411
senelerdir sadece türk futbolculara eğitim vererek torpile ve yan gelip yatmaya dolayısıyla kalitesizliğe açık kapı bırakan altyapıdır. fatih terim'in gelişi sonrası torpil konusunda gereken düzeltmeler yapılmıştır diye düşünüyorum. fakat ikinci konuda hala sıkıntılar var kesinlikle.

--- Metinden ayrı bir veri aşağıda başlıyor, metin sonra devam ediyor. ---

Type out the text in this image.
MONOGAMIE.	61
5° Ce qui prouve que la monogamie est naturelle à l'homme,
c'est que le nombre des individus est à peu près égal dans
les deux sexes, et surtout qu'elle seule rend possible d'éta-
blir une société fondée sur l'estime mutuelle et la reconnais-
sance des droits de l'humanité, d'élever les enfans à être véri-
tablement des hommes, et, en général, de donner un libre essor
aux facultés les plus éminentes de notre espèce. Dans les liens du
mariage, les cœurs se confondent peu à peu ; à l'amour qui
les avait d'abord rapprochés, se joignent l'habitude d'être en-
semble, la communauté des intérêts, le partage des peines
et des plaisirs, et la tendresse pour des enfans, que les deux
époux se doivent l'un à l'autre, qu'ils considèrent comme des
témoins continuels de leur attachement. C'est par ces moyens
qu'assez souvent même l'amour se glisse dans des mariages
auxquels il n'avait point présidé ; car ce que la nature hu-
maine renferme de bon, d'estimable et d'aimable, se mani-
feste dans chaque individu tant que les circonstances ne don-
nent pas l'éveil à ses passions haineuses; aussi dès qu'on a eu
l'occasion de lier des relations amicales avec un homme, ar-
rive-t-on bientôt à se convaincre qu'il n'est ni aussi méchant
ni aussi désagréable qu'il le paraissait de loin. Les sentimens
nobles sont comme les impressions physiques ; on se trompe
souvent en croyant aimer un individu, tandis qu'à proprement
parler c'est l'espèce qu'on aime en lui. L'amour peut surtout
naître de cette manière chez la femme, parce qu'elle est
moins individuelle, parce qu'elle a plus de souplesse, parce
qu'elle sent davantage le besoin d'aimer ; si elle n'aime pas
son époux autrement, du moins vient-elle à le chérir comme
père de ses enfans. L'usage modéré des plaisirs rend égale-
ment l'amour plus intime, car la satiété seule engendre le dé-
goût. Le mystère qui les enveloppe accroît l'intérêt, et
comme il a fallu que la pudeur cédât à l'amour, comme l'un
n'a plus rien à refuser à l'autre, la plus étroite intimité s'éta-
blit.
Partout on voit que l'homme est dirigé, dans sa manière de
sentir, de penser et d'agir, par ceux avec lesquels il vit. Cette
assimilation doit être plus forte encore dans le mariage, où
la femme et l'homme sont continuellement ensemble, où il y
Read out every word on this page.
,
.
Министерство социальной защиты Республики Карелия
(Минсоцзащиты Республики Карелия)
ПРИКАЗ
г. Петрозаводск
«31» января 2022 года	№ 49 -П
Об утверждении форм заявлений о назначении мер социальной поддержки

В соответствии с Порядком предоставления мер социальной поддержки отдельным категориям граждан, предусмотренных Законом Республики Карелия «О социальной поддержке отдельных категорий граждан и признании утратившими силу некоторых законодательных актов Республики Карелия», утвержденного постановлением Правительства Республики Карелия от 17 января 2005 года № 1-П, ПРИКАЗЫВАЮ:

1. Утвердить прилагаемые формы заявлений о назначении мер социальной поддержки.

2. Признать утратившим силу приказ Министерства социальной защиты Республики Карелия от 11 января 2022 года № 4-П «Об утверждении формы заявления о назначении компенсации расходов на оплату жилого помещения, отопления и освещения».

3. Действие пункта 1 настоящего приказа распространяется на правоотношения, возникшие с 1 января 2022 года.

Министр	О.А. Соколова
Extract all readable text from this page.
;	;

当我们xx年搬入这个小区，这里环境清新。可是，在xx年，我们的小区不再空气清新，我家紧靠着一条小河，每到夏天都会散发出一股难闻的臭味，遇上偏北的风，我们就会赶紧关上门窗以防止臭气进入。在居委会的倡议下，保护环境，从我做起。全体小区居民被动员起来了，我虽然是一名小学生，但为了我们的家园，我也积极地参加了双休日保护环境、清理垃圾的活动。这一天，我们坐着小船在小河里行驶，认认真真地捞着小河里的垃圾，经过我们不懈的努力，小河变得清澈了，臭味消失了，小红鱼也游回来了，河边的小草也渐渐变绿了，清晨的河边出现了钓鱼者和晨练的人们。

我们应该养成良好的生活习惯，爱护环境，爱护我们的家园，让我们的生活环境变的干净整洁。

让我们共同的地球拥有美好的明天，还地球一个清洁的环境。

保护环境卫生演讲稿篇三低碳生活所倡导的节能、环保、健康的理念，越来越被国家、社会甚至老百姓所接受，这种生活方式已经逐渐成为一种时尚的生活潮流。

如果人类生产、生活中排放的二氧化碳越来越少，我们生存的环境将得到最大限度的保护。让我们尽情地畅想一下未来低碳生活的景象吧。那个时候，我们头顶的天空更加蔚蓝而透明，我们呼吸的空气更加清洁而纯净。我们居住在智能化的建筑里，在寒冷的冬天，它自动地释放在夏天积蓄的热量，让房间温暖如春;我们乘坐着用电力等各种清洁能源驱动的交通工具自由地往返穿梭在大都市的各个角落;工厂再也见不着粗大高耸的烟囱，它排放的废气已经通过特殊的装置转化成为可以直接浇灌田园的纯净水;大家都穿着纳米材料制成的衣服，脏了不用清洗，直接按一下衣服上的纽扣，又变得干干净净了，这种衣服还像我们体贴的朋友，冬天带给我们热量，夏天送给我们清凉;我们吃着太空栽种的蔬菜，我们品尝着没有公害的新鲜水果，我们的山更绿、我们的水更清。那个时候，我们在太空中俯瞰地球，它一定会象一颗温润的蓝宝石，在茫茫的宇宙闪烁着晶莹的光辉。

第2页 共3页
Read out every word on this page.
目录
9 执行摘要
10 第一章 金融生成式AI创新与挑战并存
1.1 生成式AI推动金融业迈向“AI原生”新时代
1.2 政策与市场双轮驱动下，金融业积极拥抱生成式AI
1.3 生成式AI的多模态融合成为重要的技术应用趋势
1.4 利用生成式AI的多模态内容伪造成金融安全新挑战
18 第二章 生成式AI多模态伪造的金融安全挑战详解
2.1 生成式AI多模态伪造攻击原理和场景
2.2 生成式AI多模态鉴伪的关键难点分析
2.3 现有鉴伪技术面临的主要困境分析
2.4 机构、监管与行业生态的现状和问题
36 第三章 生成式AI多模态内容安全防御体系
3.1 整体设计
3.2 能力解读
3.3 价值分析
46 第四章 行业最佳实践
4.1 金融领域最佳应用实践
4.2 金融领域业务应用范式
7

konuyu açacak olursak, genelleme olarak türkiye'deki gençlerin çocuk yaşta ailelerinden öğrenmeleri gereken iş ahlakı ve disiplin konularında eksik kaldığı çok açık bir gerçek. her genç küçük yaşta ailesinden birilerini örnek almak ister fakat ailesinde bu gibi kaliteli özelliklere sahip bireyler bulunmaması da bu gençlerin kendilerine yanlış örnekler almasına neden oluyor. gözlemlediğim en kötü nokta ise son yıllarda toplumda bilime, sanata ve kültüre verilen değerin gittikçe azalması. temelleri sağlam olan çocukların bile kalitelerine rağmen gerekli ilgiyi göremediklerinden dolayı ahlaktan, insan kalitesinden yoksun ama malesef hareketleriyle toplumda ilgi çeken arkadaşlarını gördükçe onlara özenmeleri ve yavaş yavaş onlara benzemeye çalışıp sahip oldukları değerleri kaybetmeleri bu durumun neden olduğu en büyük problem. bu durumun acil bir biçimde önüne geçilmezse ileride futbolu geçtim, hiçbir konuda başarılı olamayan bir ülke olmak içten bile değildir.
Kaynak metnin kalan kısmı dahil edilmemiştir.